Not sure what without a properly promulgated POMS means.
POMS releasing information = Promulgation.
At the very least this POMS is a clarification of issues previously set forth in SSR 83-12 probably intended to avoid discretion and or mechanical application.
Just another example of how outdated the grids are and should be abolished. The vast majority of jobs are sedentary, and many should be classified under a new category of less than sed, where lifting is 0 lbs and s/w is 0. The generalization that a 50 y/o who is limited to sed work is assumed disabled unless their prw is sed is ridiculous.
No one has addressed the point that the POMS section indicates only that the sedentary grid rule should be used as a framework. If they meant to say the sedentary grid rule directed a verdict of disabled, they would have said so, as they certainly know the diference between direct application of a grid rule and using a grid rule as a framework. I don't think one can argue they said "used as a framework" because there were nonexertional limitations, because, in their example, there were not. It may well be that whoever wrote this POMS section was a bit careless in using their terms, which is one reason why POMS sections might not be as persuasive as promulgated regulations or Rulings.
As has been mentioned, there are many occupations that are classified as light, not because of the standing requirements, but because of either the periodic lifting requirements, the need to use foot controls, or near constant upper extremity activity. Those occupations could be cited in response to the hypothetical question, and in my experience, frequently are. So, if the grid rule doesn't direct a verdict of disabled, why shouldn't we take VE testimony as to amount of the erosion of the light occupational base and then see if there are occupations representing a significant number of jobs?
Finally, I think, maybe, there are a number of members of the 9th Circuit Court of Appeals who would disagree with the assertion that POMS provisions are binding upon ALJs.
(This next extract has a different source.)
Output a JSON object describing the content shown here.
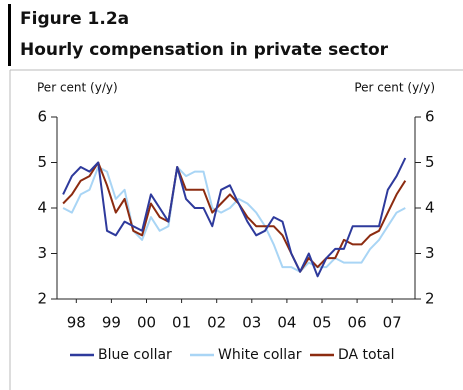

Don't have a cite, just a vague memory of a case or two, one concerning the nonmechanical application of the grids.
well, then the 9th Circuit would be (and not for the first time ;)) wrong.
The point of the POMS is for 2 hours stand/walk AND "unskilled". The RFC must be unskilled for this new POMS to apply.
It looks to me like a marriage between 83-14 and 96-9p on the issue of stand/walk with "unskilled" presumably eroding the base now per the POMS.
As a practitioner who goes to fed court often, ill tell you (and ALJs too) there will be remands on this point if you don't grid out these people.
Courts see regulations and want them followed. There may be nuance, yes, but courts want clarity. Apply the grid and avoid remand.
But again, this POMS has limited application. It doesn't apply to all people with a 10-20# limit at 2 hrs stand/walk. It only applies to people age 50+ with that RFC + unskilled at Step 5.
Dear Dan Smith:
I rarely agree with much of what you say...but you sure are pretty. are you married?